Even those reasons cannot explain all the widespread unavailability, Grethen said. He promised MISO would investigate why some LMRs are no-shows after clearing the capacity auction.

Customized Energy Solutions’ Ted Kuhn suggested the grid operator start by checking the MCS’ availability against the metered data LMRs are required to provide.

The LMR availability gap is part of MISO’s ongoing resource availability and need suite of market improvements. The RTO is still gauging which combination of new resource adequacy and capacity market rules it might adopt to reduce the number of maximum-generation emergency events it declares. (See MISO Closer to Seasonal Capacity, Reliability Reqs.)

As part of that, the grid operator will now scrutinize the actual availability of conventional generators and for what they’re accredited. Planning Adviser Davey Lopez said MISO’s planning reserve margin requirement is likely understated because it doesn’t model real-world generation outage scenarios.

Pandemic Still Muddying Forecasts

MISO is still calculating emergency resources’ response during its most recent emergency event on July 7. (See Max Gen Event Managed Efficiently, MISO Says.)

MISO LMR Availability
MISO’s Little Rock headquarters | MISO

Executive Director of Market Operations Shawn McFarlane said MISO didn’t have to resort to LMRs that day. He said the peak would have been higher had not thunderstorms popped up in the northern part of the footprint.

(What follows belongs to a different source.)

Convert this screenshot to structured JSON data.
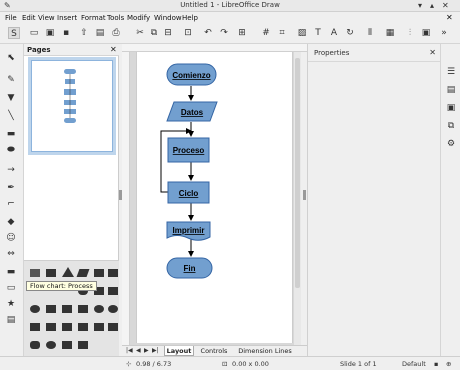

McFarlane also said the pandemic continues to complicate load forecasting, as air conditioning load is likely skewed to more residential use this year than in others because of customers working from home.

“We think there’s some offsetting things that made it very hard to predict summer peak,” he said.

Despite that, McFarlane called the event “one of the most orderly max gens I’ve seen,” as MISO responded quickly and committed more resources appropriately.

MISO President Clair Moeller said not much has changed in the RTO’s modus operandi after the pandemic’s announcement.

“The risk profile doesn’t seem to be changing much,” Moeller said during an Informational Forum on July 21. “The good news is the operational impacts of the pandemic are manageable … and we don’t expect that to change.”

Moeller said load “crept back up” in July and is now about 5% less than its normal load average.

“We’re still learning how to forecast in this new environment,” he said.